İçeriğe geç

ZENCİ MİYİM BEN ?

Something The Lord Made yani Tanrı’yı Oynayanlar 2004 yapımı bir ABD filmi. Filmde Dr. Alfred Blalock ( Alan Rickman ) ve asistanı Vivien Thomas ( Mos Def ) arasında geçen bir ilişki anlatılıyor. Esas oğlan Vivien zenci, yetenekli ve hırslı bir doktor adayı. Marangozluk yaparak biriktirdiği para bankayla birlikte batınca esas oğlan Alfred Blalock’un yanında işe başlar. Beraber deneyler yapıp, kan kaybına bağlı şokta (yani kan kaybından ölmekte olan hastaya- eee mesleki birikimimiz var) SF vererek (su gibi bişi) insanların hayatını kurtarırlar. Zenci ile beyazın mükemmel uyumu, nescafe gibi bişi işte, biri diğeri olmadan olmaz. Daha sonra fallot tetrolojisi adı verilen bir kalp hastalığını tedavi ederler, dünyanın ilk kalp ameliyatını yapan ekiptir. Dr. Alfred adlı beyaz bey, ameliyatın bütün başarısını üstüne alır, esas oğlan zenci ise kuru ekmek soğana talim. Filmin can alıcı sahnesi ise Dr. Alfred’in elleri titrediğinden dolayı hastaneden emekli olurken, esas oğlan ise yükselmiş deneylerin başına getirilmiştir. Sen beğeni beğenmedin ama bak adam oldum bakışı atar. Meşhur Amerikan hastanesine resmi dahi asılmıştır. Adam çalışmış başarmıştır arkadaş, azimli sıçan (bir hayvandır kendisi) duvarı deler diye sosyal mesaj verilmektedir.
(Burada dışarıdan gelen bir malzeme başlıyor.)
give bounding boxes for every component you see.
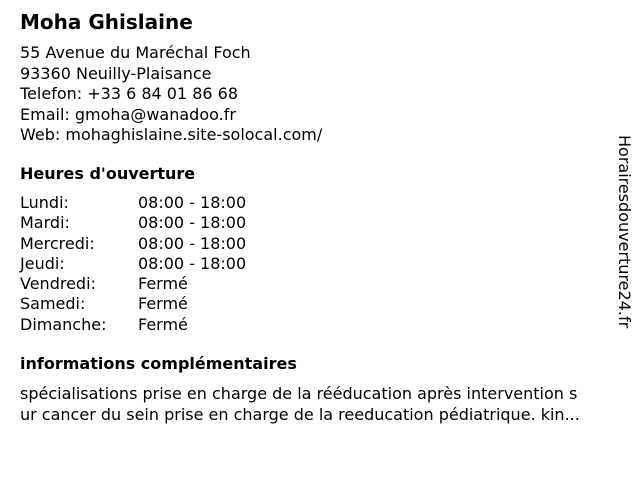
hours-value: 08:00 - 18:00 [138,213,247,233]
hours-row-saturday [20,294,278,314]
hours-row-thursday [20,254,278,274]
hours-heading: Heures d'ouverture [20,164,196,183]
hours-row-sunday [20,315,278,335]
hours-row-tuesday [20,213,278,233]
hours-row-monday [20,193,278,213]
day-label: Lundi: [20,193,69,212]
email-line: Email: gmoha@wanadoo.fr [20,104,236,124]
address-line: 55 Avenue du Maréchal Foch [20,43,251,62]
site-watermark: Horairesdouverture24.fr [615,135,634,329]
business-name: Moha Ghislaine [20,10,193,34]
day-label: Vendredi: [20,274,96,294]
hours-value: Fermé [138,294,188,314]
hours-row-friday [20,274,278,294]
contact-block [20,43,322,146]
info-description-line-1: spécialisations prise en charge de la rééducation après intervention s [20,384,578,403]
hours-value: 08:00 - 18:00 [138,253,247,273]
day-label: Samedi: [20,294,86,314]
day-label: Mardi: [20,213,70,233]
info-description [20,383,630,425]
hours-value: 08:00 - 18:00 [138,193,247,212]
info-description-line-2: ur cancer du sein prise en charge de la reeducation pédiatrique. kin... [20,405,580,424]
hours-table [20,193,278,335]
hours-value: Fermé [138,274,188,294]
phone-line: Telefon: +33 6 84 01 86 68 [20,84,239,103]
hours-row-wednesday [20,234,278,254]
city-line: 93360 Neuilly-Plaisance [20,63,212,83]
day-label: Mercredi: [20,233,95,253]
day-label: Jeudi: [20,253,65,273]
day-label: Dimanche: [20,314,107,334]
info-heading: informations complémentaires [20,354,297,373]
web-line: Web: mohaghislaine.site-solocal.com/ [20,125,323,144]
hours-value: 08:00 - 18:00 [138,233,247,253]
hours-value: Fermé [138,314,188,334]
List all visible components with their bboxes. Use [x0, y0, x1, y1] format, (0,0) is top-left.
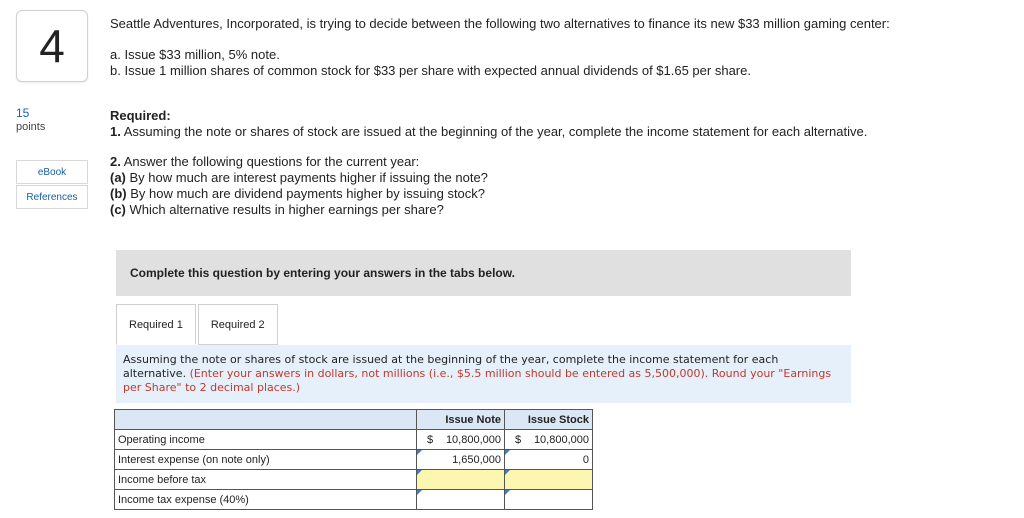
required-section [110, 108, 910, 218]
header-blank [115, 410, 417, 430]
cell-stock [505, 430, 593, 450]
question-number: 4 [16, 10, 88, 82]
table-row [115, 490, 593, 510]
req2-number: 2. [110, 154, 121, 169]
problem-statement [110, 16, 910, 218]
req1-number: 1. [110, 124, 121, 139]
cell-note [417, 430, 505, 450]
table-row [115, 470, 593, 490]
input-marker [417, 450, 422, 455]
tab-bar [116, 304, 280, 344]
req2-text: Answer the following questions for the current year: [120, 154, 420, 169]
tab-required-2[interactable]: Required 2 [198, 304, 278, 345]
input-marker [505, 450, 510, 455]
problem-intro: Seattle Adventures, Incorporated, is trying to decide between the following two alternatives to finance its new $33 million gaming center: [110, 16, 890, 31]
requirement-2 [110, 154, 910, 170]
req2b-number: (b) [110, 186, 127, 201]
cell-value: 0 [582, 453, 589, 466]
row-label: Income before tax [115, 470, 417, 490]
table-row [115, 430, 593, 450]
options-list [110, 47, 910, 79]
option-b: b. Issue 1 million shares of common stock for $33 per share with expected annual dividends of $1.65 per share. [110, 63, 751, 78]
req2c-number: (c) [110, 202, 126, 217]
tab-required-1[interactable]: Required 1 [116, 304, 196, 345]
table-row [115, 450, 593, 470]
cell-value: 10,800,000 [445, 433, 501, 446]
req2c-text: Which alternative results in higher earnings per share? [125, 202, 444, 217]
references-button[interactable]: References [16, 185, 88, 209]
input-marker [417, 490, 422, 495]
requirement-2b [110, 186, 910, 202]
tab-instruction [116, 345, 851, 403]
income-statement-table [114, 409, 593, 510]
input-marker [417, 470, 422, 475]
input-stock[interactable] [505, 490, 593, 510]
cell-value: 10,800,000 [533, 433, 589, 446]
req1-text: Assuming the note or shares of stock are issued at the beginning of the year, complete the income statement for each alternative. [120, 124, 868, 139]
requirement-1 [110, 124, 910, 140]
requirement-2c [110, 202, 910, 218]
input-stock[interactable] [505, 450, 593, 470]
row-label: Income tax expense (40%) [115, 490, 417, 510]
dollar-sign: $ [427, 433, 434, 446]
header-issue-note: Issue Note [417, 410, 505, 430]
input-note[interactable] [417, 490, 505, 510]
row-label: Interest expense (on note only) [115, 450, 417, 470]
input-stock[interactable] [505, 470, 593, 490]
req2a-number: (a) [110, 170, 126, 185]
header-issue-stock: Issue Stock [505, 410, 593, 430]
instruction-hint: (Enter your answers in dollars, not millions (i.e., $5.5 million should be entered as 5,500,000). Round your "Earnings per Share" to 2 decimal places.) [123, 367, 832, 394]
points-label: points [16, 121, 46, 133]
req2b-text: By how much are dividend payments higher by issuing stock? [126, 186, 486, 201]
instruction-text: Assuming the note or shares of stock are issued at the beginning of the year, complete the income statement for each alternative. [123, 353, 779, 380]
req2a-text: By how much are interest payments higher if issuing the note? [125, 170, 488, 185]
input-marker [505, 470, 510, 475]
option-a: a. Issue $33 million, 5% note. [110, 47, 280, 62]
dollar-sign: $ [515, 433, 522, 446]
points-value: 15 [16, 106, 30, 120]
input-marker [505, 490, 510, 495]
requirement-2a [110, 170, 910, 186]
ebook-button[interactable]: eBook [16, 160, 88, 184]
instructions-banner: Complete this question by entering your answers in the tabs below. [116, 250, 851, 296]
row-label: Operating income [115, 430, 417, 450]
input-note[interactable] [417, 450, 505, 470]
input-note[interactable] [417, 470, 505, 490]
cell-value: 1,650,000 [452, 453, 501, 466]
table-header-row [115, 410, 593, 430]
required-title: Required: [110, 108, 171, 123]
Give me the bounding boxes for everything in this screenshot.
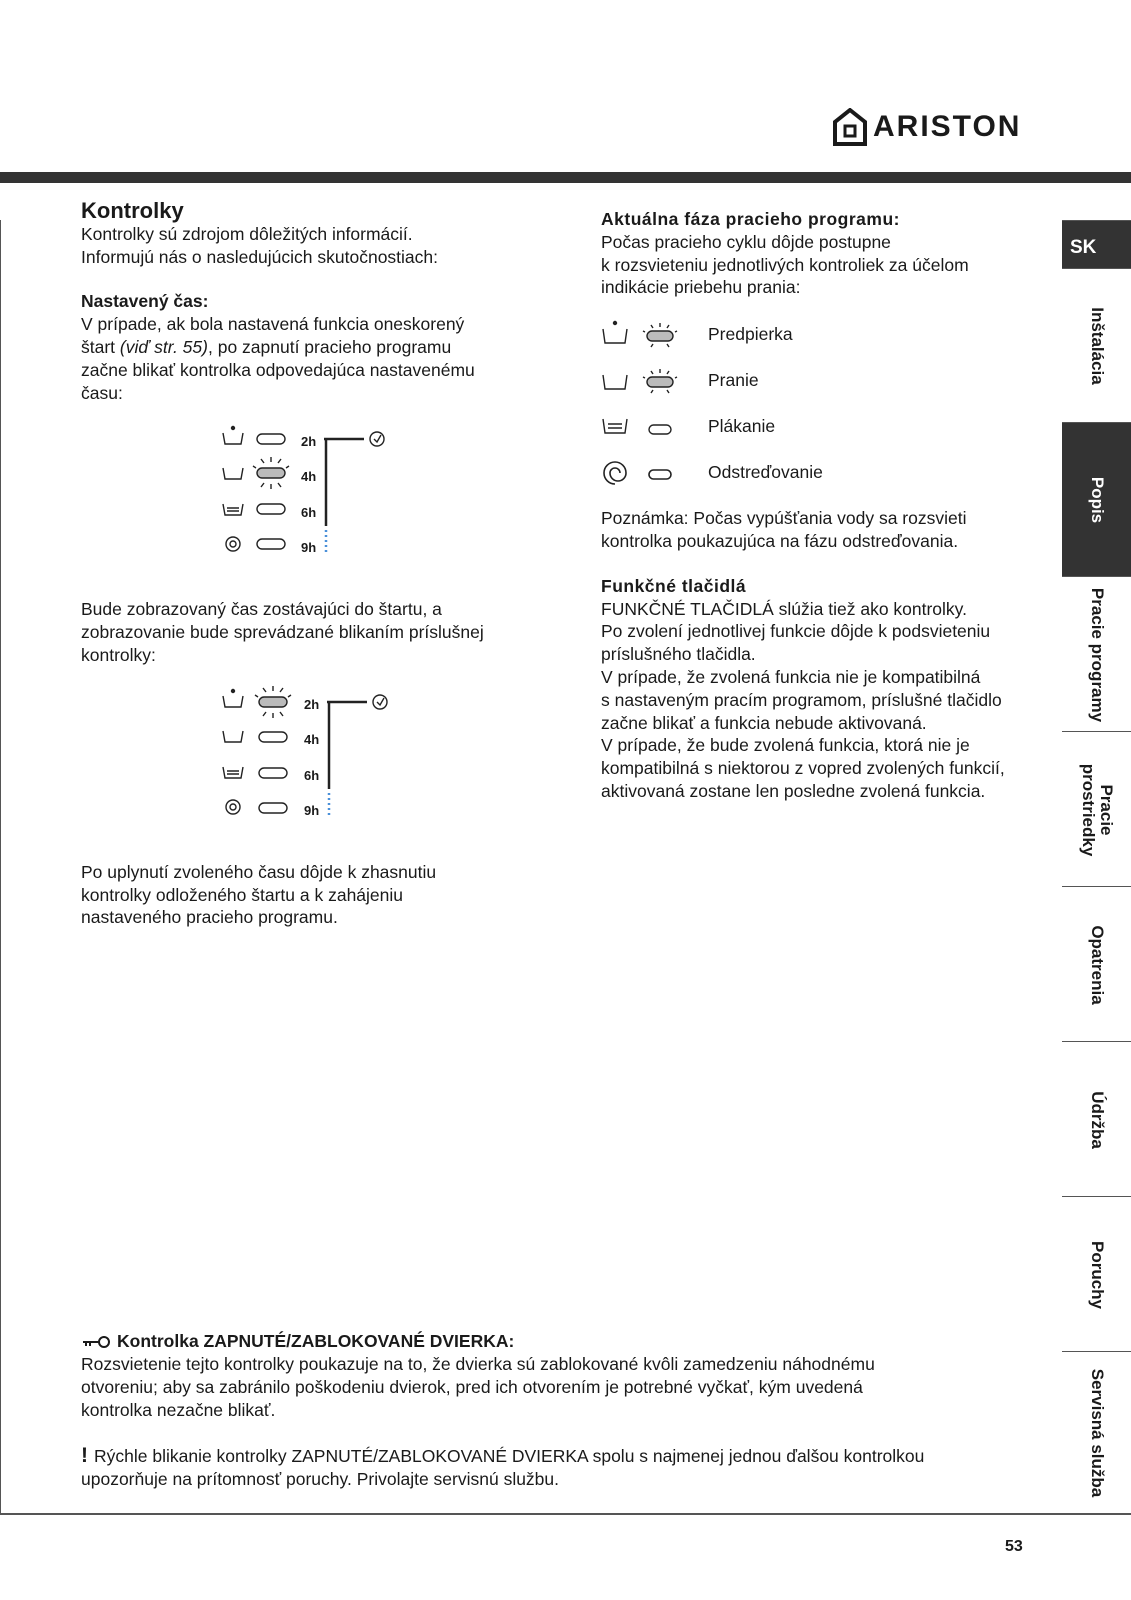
brand-name: ARISTON [873, 110, 1022, 143]
left-column [81, 200, 521, 929]
warning-icon: ! [81, 1444, 88, 1467]
delay-label-9h: 9h [304, 802, 320, 818]
phase-heading: Aktuálna fáza pracieho programu: [601, 209, 900, 229]
phase-label: Predpierka [708, 323, 793, 344]
note-line-1: Poznámka: Počas vypúšťania vody sa rozsvieti [601, 508, 967, 529]
tab-poruchy[interactable] [1062, 1196, 1131, 1352]
func-line-3: príslušného tlačidla. [601, 644, 756, 665]
phase-list [601, 311, 1041, 495]
key-icon [81, 1335, 111, 1349]
rinse-icon [601, 411, 708, 441]
spin-icon [601, 457, 708, 487]
ariston-logo [833, 108, 1021, 146]
tab-label: SK [1070, 237, 1097, 258]
phase-row-rinse [601, 403, 1041, 449]
func-line-4: V prípade, že zvolená funkcia nie je kompatibilná [601, 666, 981, 687]
tab-label: Pracie prostriedky [1078, 763, 1116, 856]
intro-line-2: Informujú nás o nasledujúcich skutočnostiach: [81, 246, 439, 267]
warning-text: Rýchle blikanie kontrolky ZAPNUTÉ/ZABLOKOVANÉ DVIERKA spolu s najmenej jednou ďalšou kontrolkou [94, 1446, 925, 1466]
page-number: 53 [1005, 1538, 1023, 1555]
phase-label: Odstreďovanie [708, 461, 823, 482]
func-line-5: s nastaveným pracím programom, príslušné tlačidlo [601, 689, 1002, 710]
phase-line-3: indikácie priebehu prania: [601, 277, 801, 298]
tab-udrzba[interactable] [1062, 1041, 1131, 1197]
func-line-7: V prípade, že bude zvolená funkcia, ktorá nie je [601, 735, 970, 756]
delay-diagram-2 [221, 689, 441, 839]
tab-pracie-programy[interactable] [1062, 576, 1131, 732]
func-line-8: kompatibilná s niektorou z vopred zvolených funkcií, [601, 758, 1005, 779]
tabs-divider [0, 220, 1, 1513]
delay-label-6h: 6h [304, 767, 320, 783]
tab-pracie-prostriedky[interactable] [1062, 731, 1131, 887]
after-line-2: kontrolky odloženého štartu a k zahájeniu [81, 884, 404, 905]
door-line-3: kontrolka nezačne blikať. [81, 1400, 276, 1420]
delay-label-2h: 2h [301, 434, 317, 450]
delay-diagram-1 [221, 426, 441, 576]
door-line-2: otvoreniu; aby sa zabránilo poškodeniu dvierok, pred ich otvorením je potrebné vyčkať, kým uvedená [81, 1377, 863, 1397]
phase-row-prewash [601, 311, 1041, 357]
remaining-line-1: Bude zobrazovaný čas zostávajúci do štartu, a [81, 599, 442, 620]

Şimdi burada normal şartlar altında genç bir doktor olarak bütün hissiyatımla gaza gelip, bende cerrah olup, bıçaksız ameliyat yapacağım demem gerekiyordu ki cümlemin başında ki normal şartlar altında ibaresine takıldım.

Lise kimya hocamın bana hediye ettiği ve dahi bilimsel takılan edebiyatçıların kulağıma küpe ettiği söz, öngörülen durumlarda öngörülen sonuçlar doğurmasıdır. İnsan için bu genelleme doğrumudur? Evet ben filme baktığım zaman içimde iyi bir cerrah olup, tıp dünyasının sayfalarına altın harflerle felan geçmek istemedim. Normal değil miyim ben?

1948 de yayınlanan insan hakları beyannamesiyle koruma altına alınan ‘’Herkesin dinlenmeye, eğlenmeye, özellikle çalışma süresinin makul ölçülerle sınırlandırılmasına ve belirli dönemlerde ücretli izne çıkma hakkı vardır’’ ibaresiyle tembellik hakkımın olması içimi rahatlattı. Kimse beni kınayamayacak, nasıl adamsın diyemeyecek, sonuçta insan haklarına uymak bir medeniyet göstergesi ve kınayanlara sizden tek farkım ben daha medeniyim diyebilecektim.

Belki de şartlar normal değildir, sonuçta çocukluk gençlik döneminde Hababam Sınıfı, Gülen Gözler, Bizim Aile gibi Yeşilçam filmleri ile büyüdük. Zenci ile beyaz olmasa da fakirle zengin ayrımı vardır. Zengin adam oğluna fakir kızı almaz, oğlan diretir, en son fakir ailenin içine yerleşir. Hepimizin iyi bildiği gibi zengin adam batar, iflas eder, inşaatları yıkılır filmin son beş dakikasında fakir ailenin karışına geçer özür diler, yanlış yapmışım der. Kazanan zencilerdir ama beyazlaşmadan kazanır, mesela demez ki çalışalım arkadaş, yeni icatlar yapalım zengin olalım.

Hem senaryo da eksik vardır sonuçta Alfred dese ki ‘’ sana bir şey anlatacağım. Zamanında Texas’da bir aile yaşarmış, babası oğluna sen büyüyünce adam olamazsın dermiş. Çocuk büyümüş vali olmuş, babasını çağırtmış. Gördün mü baba bak adam oldum demiş. Adamda oğlum ben sana vali olamazsın demedim ki adam olamazsın dedim.’’ Zenci oğlana ne kapak olurdu değil mi?